Keyfuels, which is owned by Fleetcor, already delivers around two billion litres of fuel a year to 30,000 customers.
The vast majority are HGV operators which either choose a bunkering model, buying fuel at a commercial rate which is then accessed through the Keyfuels network, or opt for its pay-as-you-go model, which is based on a weekly average price.
Purchasing fuel commercially means a saving of between 3-8p per litre against the national average retail price. That would equate to a saving of around £35,000 for every million litres purchased based on a saving of 3.5ppl.
Keyfuels customers include the likes of Tarmac, Wincanton and BT Fleet, but for it to make real inroads into the LCV and business car sector securing additional coverage has been crucial.
Morrisons was added to its network in 2003 and Bridgen says that was an important first step in opening up the mixed fleet market.
“Morrisons introduced convenience for us. A network that LCVs like and that car drivers like,” explained Bridgen. “Since then, we’ve built the network up and by adding Tesco into the mix it becomes even more convenient to LCV and car fleets.”
The company will announce a couple of new products in the autumn to exploit its expanded network and target the sector.
They are expected to include a pay-as-you-go model, which would effectively mean fleets paying discounted fuel rates across the Keyfuels network, while also benefiting from some of the lowest pump prices around on the supermarket forecourt.
Peter Cattell, category director for Tesco, said: “These products will not only provide Keyfuels’ customers with access to Tesco’s network, but they will also benefit from being able to earn Tesco Clubcard points when they fill up.”
The deal comes in the wake of fleets having to endure the volatility of the fuel market for the past few years. As the second biggest cost for fleets to consider, price fluctuations have meant it has been difficult for them to maintain a tight grip on fuel budgets.
And, when oil prices have fallen in recent weeks, it’s left the forecourt industry having to defend continued high fuel costs.

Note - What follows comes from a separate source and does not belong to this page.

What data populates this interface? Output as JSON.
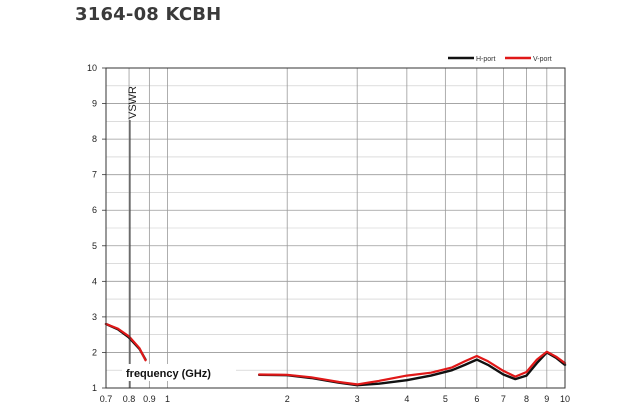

Since the beginning of April, the cost of Brent crude has dropped by 18% while the price of diesel has risen by 0.75%.
Bridgen explained: “In general terms, retail forecourts will procure fuel on a lagged basis, sometimes by as much as three weeks, so when oil prices fall this will not be passed to consumers until much later.”
The petrol industry points out that the price of a litre at the pumps is only partially dependent on the cost of crude oil.
Some 60% of the price is accounted for by fuel duty and VAT. Another 10% is down to delivery charges, the cost of marketing, and profit margins made by both suppliers and retailers.
Paul Watters, head of AA public affairs, said: “There is clearly a need for price transparency covering oil, wholesale and retail markets, taking into account the exchange rate. This would allow drivers to see when they’re getting a fair price at the pump and protect fuel suppliers and retailers from accusations of profiteering.”
However, the Keyfuels model allows any change in price to be reflected much more quickly at a margin significantly below the average retail pump price, while giving fleets the transparency the market craves.